Wednesday, November 4, 2009

The New Conspirators: Creating the Future One Mustard Seed at a Time

Tome Sine takes what he sees as a new wave of Christian practicioners and seeks to communicate what ties them together as they develop a share in the people of God. He organizes his task into five pertinent conversations. Each one would be worthy of expansion, but his overview of the movements will be a valid primer for understanding this aspect of renewal within the church.

Conversation One: Taking the New Conspirators Seriously

In this introductory chapter, Sine takes time to introduce the new players on the stage. He identifies four “streams”, the emerging, missional, mosaic, and monastic. It isn’t until near the end of his description of emerging that he makes any kind of attempt at characterizing the stream. For the bulk of the section, emerging would be identified with any type of new church understanding, which is a category too broad to be useful. Gibbs and Bolger’s definition is used, and is helpful, that emerging churches are those communities that practice the way of Jesus within postmodern cultures. Missional, it is pointed out, is less of a specific distinction and more of a broad descriptor for other church models. Mosaic intentionally incorporates the dynamic of cultural diversity within the global neighborhood. Monastic are those communities that dismantle the individualism of modernity and replace them with alternative models for life together.

Conversation Two: Taking the Culture Seriously

This section identified the realities that make this era in human history distinctive from the recent past. First in his discussion is the implication of living in a post 9-11 world, where the western world, and America especially, is forced to try and understand other cultures globally. This diversity in global cultures challenge the assumption of the superiority of the Western worldview, including ideas of Christendom and the role of the church. Second is the role of the “imperial mall”, as corporations compete for market domination. A striking image is what the author describes as marketers seeking to colonize the imagination of youth, planting the future for their profitability.

Conversation Three: Taking the Future of God Seriously

This chapter attempts to unpack the eschatological expectation of the dominant Western church and reframe the future action of God. Most notably, God’s action makes a move from being event-oriented (apocalypse) and life-centered (having pertinence on actions today). This renewal effort permeates the new groups as they find meaning in social justice, social responsibility, and the practical expressions of faith.
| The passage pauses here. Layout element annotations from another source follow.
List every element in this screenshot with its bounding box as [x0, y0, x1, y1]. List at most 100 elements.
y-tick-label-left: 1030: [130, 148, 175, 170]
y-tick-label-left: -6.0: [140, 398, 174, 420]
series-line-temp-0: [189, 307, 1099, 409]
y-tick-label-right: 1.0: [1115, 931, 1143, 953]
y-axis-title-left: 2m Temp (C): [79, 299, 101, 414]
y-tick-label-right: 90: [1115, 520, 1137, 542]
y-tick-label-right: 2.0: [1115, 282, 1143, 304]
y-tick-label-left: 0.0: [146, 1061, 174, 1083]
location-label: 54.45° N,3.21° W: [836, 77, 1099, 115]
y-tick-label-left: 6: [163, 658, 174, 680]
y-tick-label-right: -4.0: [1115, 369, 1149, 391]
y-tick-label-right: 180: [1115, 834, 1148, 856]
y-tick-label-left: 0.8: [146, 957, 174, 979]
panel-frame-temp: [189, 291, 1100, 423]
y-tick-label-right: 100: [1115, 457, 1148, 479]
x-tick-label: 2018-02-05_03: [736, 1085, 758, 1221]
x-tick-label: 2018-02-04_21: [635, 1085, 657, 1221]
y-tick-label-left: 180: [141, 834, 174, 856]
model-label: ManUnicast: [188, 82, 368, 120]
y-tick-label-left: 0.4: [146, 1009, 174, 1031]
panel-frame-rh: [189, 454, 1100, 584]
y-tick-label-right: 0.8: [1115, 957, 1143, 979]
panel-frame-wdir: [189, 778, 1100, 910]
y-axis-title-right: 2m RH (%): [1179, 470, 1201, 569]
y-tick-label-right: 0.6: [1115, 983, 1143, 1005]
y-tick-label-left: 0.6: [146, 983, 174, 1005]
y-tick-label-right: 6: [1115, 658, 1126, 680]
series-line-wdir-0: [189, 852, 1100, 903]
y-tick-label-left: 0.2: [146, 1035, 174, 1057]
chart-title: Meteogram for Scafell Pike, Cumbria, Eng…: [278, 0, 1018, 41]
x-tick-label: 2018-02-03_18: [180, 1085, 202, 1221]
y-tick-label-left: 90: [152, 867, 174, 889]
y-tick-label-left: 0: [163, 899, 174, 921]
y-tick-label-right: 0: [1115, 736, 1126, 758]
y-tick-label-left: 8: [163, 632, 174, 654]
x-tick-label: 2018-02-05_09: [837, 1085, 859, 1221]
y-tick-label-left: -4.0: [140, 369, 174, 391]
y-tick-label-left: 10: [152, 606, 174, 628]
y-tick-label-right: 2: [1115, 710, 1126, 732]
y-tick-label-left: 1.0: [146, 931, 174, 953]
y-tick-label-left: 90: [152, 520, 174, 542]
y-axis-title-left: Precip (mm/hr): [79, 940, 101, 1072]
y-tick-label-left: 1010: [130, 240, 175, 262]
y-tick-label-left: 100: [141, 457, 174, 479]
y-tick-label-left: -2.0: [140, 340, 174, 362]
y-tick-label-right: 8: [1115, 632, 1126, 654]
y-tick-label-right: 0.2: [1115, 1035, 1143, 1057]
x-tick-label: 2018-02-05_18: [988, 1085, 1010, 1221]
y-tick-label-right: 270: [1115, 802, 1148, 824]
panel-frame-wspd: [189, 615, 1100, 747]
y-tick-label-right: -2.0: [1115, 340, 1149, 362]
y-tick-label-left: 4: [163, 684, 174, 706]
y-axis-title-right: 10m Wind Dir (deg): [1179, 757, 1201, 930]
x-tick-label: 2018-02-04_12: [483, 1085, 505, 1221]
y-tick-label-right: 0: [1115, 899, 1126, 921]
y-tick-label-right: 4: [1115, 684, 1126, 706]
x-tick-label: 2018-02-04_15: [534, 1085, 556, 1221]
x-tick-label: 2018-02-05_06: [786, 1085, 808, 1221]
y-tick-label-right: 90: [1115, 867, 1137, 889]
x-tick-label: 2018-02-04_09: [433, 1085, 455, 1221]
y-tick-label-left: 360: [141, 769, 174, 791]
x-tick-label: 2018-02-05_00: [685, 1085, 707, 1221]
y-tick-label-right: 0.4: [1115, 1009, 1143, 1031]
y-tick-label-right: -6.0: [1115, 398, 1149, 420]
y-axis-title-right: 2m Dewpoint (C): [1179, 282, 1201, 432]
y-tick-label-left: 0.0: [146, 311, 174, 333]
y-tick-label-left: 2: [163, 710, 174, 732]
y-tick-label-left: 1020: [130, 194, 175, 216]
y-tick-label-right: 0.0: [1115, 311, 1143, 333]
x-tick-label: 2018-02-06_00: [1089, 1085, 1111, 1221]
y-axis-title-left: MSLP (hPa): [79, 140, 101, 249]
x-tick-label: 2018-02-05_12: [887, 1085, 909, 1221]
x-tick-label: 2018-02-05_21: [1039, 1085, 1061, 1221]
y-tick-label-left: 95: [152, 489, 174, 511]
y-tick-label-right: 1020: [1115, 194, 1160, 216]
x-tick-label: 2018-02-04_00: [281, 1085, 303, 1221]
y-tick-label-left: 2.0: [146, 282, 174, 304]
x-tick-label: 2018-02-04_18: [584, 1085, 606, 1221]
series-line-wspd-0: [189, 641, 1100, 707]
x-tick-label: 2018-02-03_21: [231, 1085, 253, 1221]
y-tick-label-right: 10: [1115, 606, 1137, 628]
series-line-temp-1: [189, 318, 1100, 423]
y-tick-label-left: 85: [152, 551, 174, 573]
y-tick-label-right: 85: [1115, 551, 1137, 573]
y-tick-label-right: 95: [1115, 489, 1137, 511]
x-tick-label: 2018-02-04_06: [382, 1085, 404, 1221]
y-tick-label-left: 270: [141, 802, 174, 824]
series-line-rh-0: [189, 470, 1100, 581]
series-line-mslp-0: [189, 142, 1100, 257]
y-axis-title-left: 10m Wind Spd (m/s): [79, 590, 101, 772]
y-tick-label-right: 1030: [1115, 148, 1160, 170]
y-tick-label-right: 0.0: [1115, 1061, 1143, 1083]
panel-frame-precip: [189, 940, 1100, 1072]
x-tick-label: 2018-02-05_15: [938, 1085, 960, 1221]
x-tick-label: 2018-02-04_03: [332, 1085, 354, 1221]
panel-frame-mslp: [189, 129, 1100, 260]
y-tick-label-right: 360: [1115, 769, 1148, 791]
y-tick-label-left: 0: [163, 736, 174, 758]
The imagery used is to see humanity’s response to God being a “homecoming” back into the way that God made possible through Christ.

Conversation Four: Taking Turbulent Times Seriously

Given the importance of the present from the previous chapter, a sense of urgency rattles the ethics of these groups. The author identifies different areas of brokenness which different economic strata are faced with. His categories are the global rich, vulnerable middle, western poor, and global poor. I appreciate his effort at identifying both struggles and benefits of each position, rather than simply sanctifying one end of the spectrum or the other.

Conversation Five: Taking Our Imaginations Seriously

This final chapter could just have effectively been placed first. The author reminds the reader that creation is being renewed by God, and a key aspect of that creation is the imagination of his people. By thinking beyond the bounds of our tradition, each reader could be a part of a new movement of God’s people. The author invites the reader into the conversation to decide how to live a faithful life in community in the pursuit of God.

This chapter was probably the most pertinent to my ruminations on my future project and life in the church. I want to be a part of a community that is continually reevaluating, revisiting, reimagining what and how it can reflect a part of grace and truth to its community.